Quand nous l’avons interrogé, alors qu’il préparait sa pré-rentrée, le prof de provençal était sur un nuage. « Je viens d’apprendre que nous aurons un budget pour lancer un projet commun italien-occitan et monter un spectacle ». Les élèves de 5è en feront leur miel.
 
Et quand il traverse la rue, au lycée, Matthieu Poitevin collabore cette fois avec sa collègue prof d’espagnol. « Depuis deux ans, nous invitons une classe d’un lycée du quartier de Belvitge, à Barcelone. Les élèves orangeois font une initiation au catalan et au castillan, pendant que les élèves catalans s’initient, eux, au français et au provençal ».
Elèves barcelonais et orangeois pour échanger en occitan, catalan, français et espagnol (photo XDR)

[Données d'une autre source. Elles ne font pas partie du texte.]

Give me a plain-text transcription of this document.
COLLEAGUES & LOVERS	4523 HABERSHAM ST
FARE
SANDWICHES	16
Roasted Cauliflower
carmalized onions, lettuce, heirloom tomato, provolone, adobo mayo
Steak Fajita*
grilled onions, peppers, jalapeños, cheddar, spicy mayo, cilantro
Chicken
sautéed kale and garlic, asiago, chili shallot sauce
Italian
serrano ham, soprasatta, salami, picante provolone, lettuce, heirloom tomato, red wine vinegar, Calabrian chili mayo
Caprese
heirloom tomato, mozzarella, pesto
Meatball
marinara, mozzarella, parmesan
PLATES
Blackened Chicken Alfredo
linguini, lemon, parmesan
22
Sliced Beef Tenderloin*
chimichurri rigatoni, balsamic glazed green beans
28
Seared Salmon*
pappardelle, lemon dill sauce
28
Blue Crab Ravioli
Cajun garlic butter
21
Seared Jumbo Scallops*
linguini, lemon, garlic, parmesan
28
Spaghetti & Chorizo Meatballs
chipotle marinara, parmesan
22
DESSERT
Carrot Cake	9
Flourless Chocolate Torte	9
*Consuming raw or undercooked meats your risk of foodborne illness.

L'occitan passerelle entre langues romanes

A voir les photos de groupe des échanges précédents, on ne peut penser que ces rencontres soient tristes. « Ce sont des adolescents qui ont leur propre façon de parler, et qui ont beaucoup à se dire, sur leur manière de voir le monde, l’avenir… »
 
Les « parcours romans » sont probablement des pistes d’avenir pour favoriser la connaissance partagée par les Méditerranéens de leurs langues, comme les échanges entre Palerme et Porto.
 
Et là, la qualité de « langue passerelle » de l’occitan joue un rôle crucial. Langue proche, plus facile à apprendre, il permet aux élèves « d’embrayer » tranquillement sur les autres.
 
On connait les travaux universitaires de Claire Blanche-Benveniste et José Delofeu sur l’intercompréhension entre langues romanes. Il serait intéressant de voir avec les pratiques de terrain orangeoises ce que cela donne et comment aller plus loin.

La diversité s'invite au cours de langue d'oc

Matthieu Poitevin enseigne à plus de cent-cinquante lycéens et collégiens à Orange. Une situation exceptionnelle qu'un système local favorise, fait de partenariats, de solidarités et de projets d'échanges (photo MN)
Sans l’occitan à l’école ces projets favorables à l’apprentissage des langues et à l’appréhension du monde n’auraient pas vu le jour dans la cité nord provençale.
 
Avec la création d’une école Calandreta qui vient de fêter ses 20 ans, l’enseignement de la langue régionale a pris son essor dans cette ville du Vaucluse, où de nombreux enfants de travailleurs immigrés choisissent d’apprendre l’occitan.
 
En 2008, à l’occasion d’une Semaine de la création occitane au lycée de l’Arc, notre journal avait pu se rendre compte des résultats. S’adresser en provençal à des élèves de terminale qui vous comprennent parfaitement et vous répondent correctement fut un grand moment. Quand vous apprenez que ces jeunes gens sont souvent issus d’une immigration récente, vous vous dites que l’occitan est, aussi, un bel outil d’intégration. Avec lui on se sent réellement du pays.
 
« Mes élèves sont d’origine diverses : des calandrons bien sûr, mais pas tant que ça, » souligne l’enseignant d’occitan. Des enfants de résidents turcs, souvent artisans du bâtiment, fréquentent aussi ce cours. "Et ils se montrent très intéressés ».
 


Soutiens bienvenus dans la cité

A Orange, l’enseignant se sent soutenu en ville. L’Association Ben Leu (bientôt) récolte des fonds pour apporter un complément aux projets d’animation des enseignants, depuis la maternelle de la Calandreta locale, jusqu’à la classe de terminale.
 
« Un loto est organisé par l’association, qui est doté par des entreprises locales. Le dynamisme de l’association fait beaucoup pour rendre attirant l’enseignement du provençal » soutient Matthieu Poitavin.
 
Il n’est pas inutile de préciser qu’Annie et Bernat Vaton, à l’origine du projet de Calandreta, sont aussi les piliers de l’association Ben Leu.